A CONTROVERSIAL plan to build flats in a West End lane has sparked more than 4000 objections.

A developer wants to construct four townhouses and 45 flats on a site bounded by Otago Street, Otago Lane and the River Kelvin.

Planning bosses have recommended the scheme gets the go-ahead and tomorrow councillors are due to consider the application.

But the plan, by Otago Street Developments, has enraged local residents and a petition in protest has been signed by 3535 people.

There are also more than 600 individual objections.

Hillhead councillor Martha Wardrop, MSPs Patrick Harvie and Sandra White and MPs Alan Reid, Jo Swinson and Alistair Carmichael have all objected along with Hillhead Community Council and Woodlands and Park Community Council.

In 1988, planning permission was granted for 89 flats on the Otago Street site but they were never built.

A further application for 48 flats got the go-ahead in 1997 but, again, work never got underway.

In 2009 a further application for housing was lodged with the city council but was withdrawn as it was considered invalid.

Last year, an application for 142 flats was submitted, but was withdrawn following a flood of objections.

If the latest plan gets the go-ahead, four townhouses, 14 three-bedroom, 20 two-bed and 10 one-bed flats will be built in three blocks.

Objectors have raised 31 points which they insist should result in the application being thrown out.

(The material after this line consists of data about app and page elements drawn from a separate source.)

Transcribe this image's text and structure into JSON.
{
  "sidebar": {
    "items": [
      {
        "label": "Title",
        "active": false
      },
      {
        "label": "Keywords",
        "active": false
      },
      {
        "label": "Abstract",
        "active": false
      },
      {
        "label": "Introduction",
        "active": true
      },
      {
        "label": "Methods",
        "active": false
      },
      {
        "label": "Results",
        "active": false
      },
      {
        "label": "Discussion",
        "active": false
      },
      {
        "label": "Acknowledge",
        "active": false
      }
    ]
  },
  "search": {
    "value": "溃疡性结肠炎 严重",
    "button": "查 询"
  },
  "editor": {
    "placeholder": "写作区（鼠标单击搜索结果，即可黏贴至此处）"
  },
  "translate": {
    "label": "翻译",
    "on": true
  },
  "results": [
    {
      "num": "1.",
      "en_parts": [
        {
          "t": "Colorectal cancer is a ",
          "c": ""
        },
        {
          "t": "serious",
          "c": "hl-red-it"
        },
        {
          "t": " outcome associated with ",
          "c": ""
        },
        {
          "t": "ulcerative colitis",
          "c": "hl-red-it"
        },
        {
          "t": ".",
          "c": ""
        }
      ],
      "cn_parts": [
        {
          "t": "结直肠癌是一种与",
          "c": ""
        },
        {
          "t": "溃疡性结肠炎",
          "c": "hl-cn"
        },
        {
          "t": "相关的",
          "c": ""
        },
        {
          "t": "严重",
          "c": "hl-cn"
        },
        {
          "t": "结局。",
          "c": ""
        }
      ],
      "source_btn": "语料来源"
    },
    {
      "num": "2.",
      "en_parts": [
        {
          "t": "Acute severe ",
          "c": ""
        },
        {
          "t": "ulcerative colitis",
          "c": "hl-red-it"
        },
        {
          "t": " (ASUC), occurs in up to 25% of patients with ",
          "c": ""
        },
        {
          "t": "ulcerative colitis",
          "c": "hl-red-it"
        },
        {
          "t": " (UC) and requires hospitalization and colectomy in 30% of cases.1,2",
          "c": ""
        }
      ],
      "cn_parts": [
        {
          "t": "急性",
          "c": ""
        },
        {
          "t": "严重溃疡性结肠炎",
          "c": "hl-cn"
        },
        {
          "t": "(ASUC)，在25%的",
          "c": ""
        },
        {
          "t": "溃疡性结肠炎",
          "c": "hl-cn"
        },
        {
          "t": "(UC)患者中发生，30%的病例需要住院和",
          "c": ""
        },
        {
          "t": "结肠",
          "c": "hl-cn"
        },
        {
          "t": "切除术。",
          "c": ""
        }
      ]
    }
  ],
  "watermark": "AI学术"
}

These cover the design, the residential amenity and layout of the development, the impact on the environment, parking, access and traffic as well as a range of general planning points.

Planning boss Richard Brown says in a report that buildings have covered most of the site since the early 20th century.

He adds: "It is considered the reintroduction of development on the north side of the lane is a positive step that will enhance the immediate vicinity and have a positive impact upon the conservation area.

"The proposal is considered to reflect historic building lines, it accommodates access for large vehicles, it provides amenity space for residents and is considered a high quality design."

But a large number of objectors have complained about the impact the new flats would have on their privacy and daylight.

They have also objected to the design and scale of the development and raised concerns about noise, lack of amenity space and shortage of parking.